I work with a cluster that has a hot/cold architecture. We have Ansible use sgadmin.sh to disable automatic replication, count how many hot nodes we have and explicitly set the number of replicas to that number minus one. I.e. we currently have 6 hot nodes so Ansible tells sgadmin.sh to set 5 replicas.
We have 3 hot nodes in a data centre called foo, and 3 in a data centre called bar. We have this in our elasticsearch.yml
cluster.routing.allocation.awareness.attributes: datacentre cluster.routing.allocation.awareness.force.zone.values: [u'foo', u'bar']
My understanding of those settings is they mean a replica cannot be in the same data centre as it’s primary. Except some replicas for the searchguard index are in the same data centre as the primary. We’ve only recently started using Search Guard and I hadn’t given this any thought until the other day when I had to stop then start Elasticsearch on a hot node. After the node re-joined the cluster the replica shard of the searchguard index that had been on it was not re-assigned back to it. The cluster allocation explanation API said
[NO(there are too many copies of the shard allocated to nodes with attribute [datacentre], there are  total configured shard copies for this shard id and  total attribute values, expected the allocated shard count per attribute  to be less than or equal to the upper bound of the required number of shards per attribute )
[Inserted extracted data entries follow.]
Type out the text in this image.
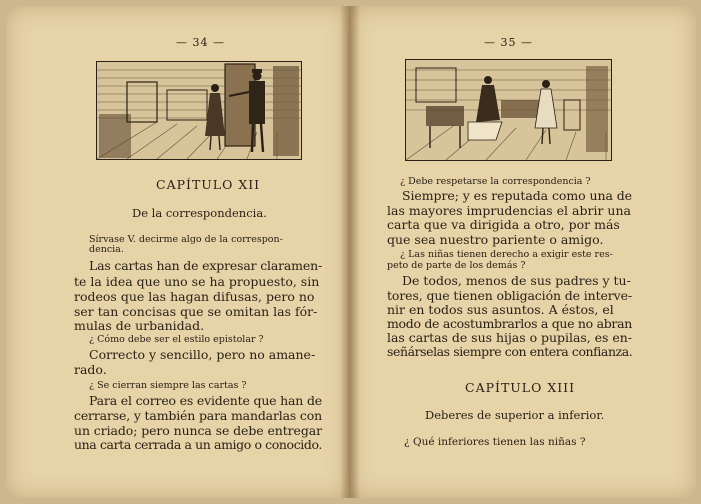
— 34 —	— 35 —
CAPÍTULO XII
De la correspondencia.
Sírvase V. decirme algo de la correspon-
dencia.
Las cartas han de expresar claramen-
te la idea que uno se ha propuesto, sin
rodeos que las hagan difusas, pero no
ser tan concisas que se omitan las fór-
mulas de urbanidad.
¿ Cómo debe ser el estilo epistolar ?
Correcto y sencillo, pero no amane-
rado.
¿ Se cierran siempre las cartas ?
Para el correo es evidente que han de
cerrarse, y también para mandarlas con
un criado; pero nunca se debe entregar
una carta cerrada a un amigo o conocido.
¿ Debe respetarse la correspondencia ?
Siempre; y es reputada como una de
las mayores imprudencias el abrir una
carta que va dirigida a otro, por más
que sea nuestro pariente o amigo.
¿ Las niñas tienen derecho a exigir este res-
peto de parte de los demás ?
De todos, menos de sus padres y tu-
tores, que tienen obligación de interve-
nir en todos sus asuntos. A éstos, el
modo de acostumbrarlos a que no abran
las cartas de sus hijas o pupilas, es en-
señárselas siempre con entera confianza.
CAPÍTULO XIII
Deberes de superior a inferior.
¿ Qué inferiores tienen las niñas ?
(This is the same message I get if I tell Elasticsearch to move a primary shard of an index to a node in the same datacentre as it’s replica by way of a POST to
/_cluster/reroute) To get cluster health back to green I PUT
"number_of_replicas": 1 in to
/searchguard/_settings. I then did an Ansible run which used sgadmin.sh to set the replicas back to 5, all of which got assigned.
So given the
cluster.routing.allocation.awareness settings our cluster has, how does sgadmin.sh create 5 replicas and get them all assigned to a hot node?